What’s going on with Shopify stock
Shopify stock was tumbling yesterday, despite no specific news from the company. Instead, investors were most likely concerned that the Federal Reserve’s high inflation and interest rate hikes would stifle economic growth.
Investors’ concerns about the economy aren’t exactly new. However, recent statements by former Federal Reserve Chairman Ben Bernanke may have added to their worries. As a result, shares of the e-commerce platform company Shopify (NYSE:SHOP) were down by 10.57% at market close on Monday.
Why we care
The Federal Reserve’s raising the federal funds rate to combat inflation has investors worried. They are concerned that it won’t be able to execute a so-called soft landing for the economy as it raises the rate to cool down prices, which are at a nearly 40-year high.
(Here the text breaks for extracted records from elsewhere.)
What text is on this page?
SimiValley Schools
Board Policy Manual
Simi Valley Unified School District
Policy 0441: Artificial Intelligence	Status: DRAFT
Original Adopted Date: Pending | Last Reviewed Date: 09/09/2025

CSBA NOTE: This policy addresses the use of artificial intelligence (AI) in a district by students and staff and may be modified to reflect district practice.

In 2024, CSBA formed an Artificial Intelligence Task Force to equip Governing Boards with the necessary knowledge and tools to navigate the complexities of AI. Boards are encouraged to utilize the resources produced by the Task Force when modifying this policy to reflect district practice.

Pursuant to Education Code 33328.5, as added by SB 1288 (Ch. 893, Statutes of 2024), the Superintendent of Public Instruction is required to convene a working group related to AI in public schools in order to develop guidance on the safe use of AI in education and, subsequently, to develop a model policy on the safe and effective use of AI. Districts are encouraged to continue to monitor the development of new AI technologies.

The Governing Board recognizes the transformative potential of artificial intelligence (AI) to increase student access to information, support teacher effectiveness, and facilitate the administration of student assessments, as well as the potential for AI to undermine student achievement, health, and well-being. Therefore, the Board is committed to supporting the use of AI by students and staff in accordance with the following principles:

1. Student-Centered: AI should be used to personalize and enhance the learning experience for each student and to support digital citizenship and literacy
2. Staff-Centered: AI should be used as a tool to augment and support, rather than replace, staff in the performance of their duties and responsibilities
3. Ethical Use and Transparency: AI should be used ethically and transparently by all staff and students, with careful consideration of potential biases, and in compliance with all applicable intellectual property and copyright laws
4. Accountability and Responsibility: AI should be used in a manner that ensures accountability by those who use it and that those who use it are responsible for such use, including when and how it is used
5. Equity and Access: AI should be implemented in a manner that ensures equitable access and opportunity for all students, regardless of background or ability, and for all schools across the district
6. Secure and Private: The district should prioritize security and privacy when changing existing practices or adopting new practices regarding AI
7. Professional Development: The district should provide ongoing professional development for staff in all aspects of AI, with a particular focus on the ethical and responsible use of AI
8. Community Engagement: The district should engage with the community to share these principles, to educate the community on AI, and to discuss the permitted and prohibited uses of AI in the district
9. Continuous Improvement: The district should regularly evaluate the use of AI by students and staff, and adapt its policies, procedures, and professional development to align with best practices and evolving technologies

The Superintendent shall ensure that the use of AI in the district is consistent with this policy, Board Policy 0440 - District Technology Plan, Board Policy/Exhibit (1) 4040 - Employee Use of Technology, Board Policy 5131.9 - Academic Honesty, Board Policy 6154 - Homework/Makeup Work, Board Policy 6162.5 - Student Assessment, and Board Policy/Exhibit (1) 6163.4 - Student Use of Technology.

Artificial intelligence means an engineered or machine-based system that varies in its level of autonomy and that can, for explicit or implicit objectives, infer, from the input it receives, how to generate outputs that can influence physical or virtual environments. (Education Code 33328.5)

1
According to Ben Bernanke, the organization’s former leader, the Federal Reserve waited too long to raise rates. He questioned why the Fed delayed its response to rising prices in an interview with CNBC, and he added that “in retrospect, yes, it was a mistake.”
The Federal Reserve has already increased rates this year, with the most recent increase of 50 basis points occurring at the start of May. Current Fed chair Jerome Powell has stated that more rate hikes at the same pace are possible.
High-growth technology companies like Shopify have taken a hit because investors are concerned that it will become more expensive for businesses to borrow money as interest rates rise. In addition, rising inflation and bond yield rates make anticipated future company profits less valuable than they previously were.
However, long-term investors should also remember that this firm is still in the early phases of a major e-commerce initiative. While there’s no assurance the stock will rebound, its shares are trading at a lower level over the past year. Therefore, some investors may want to consider its long-term potential.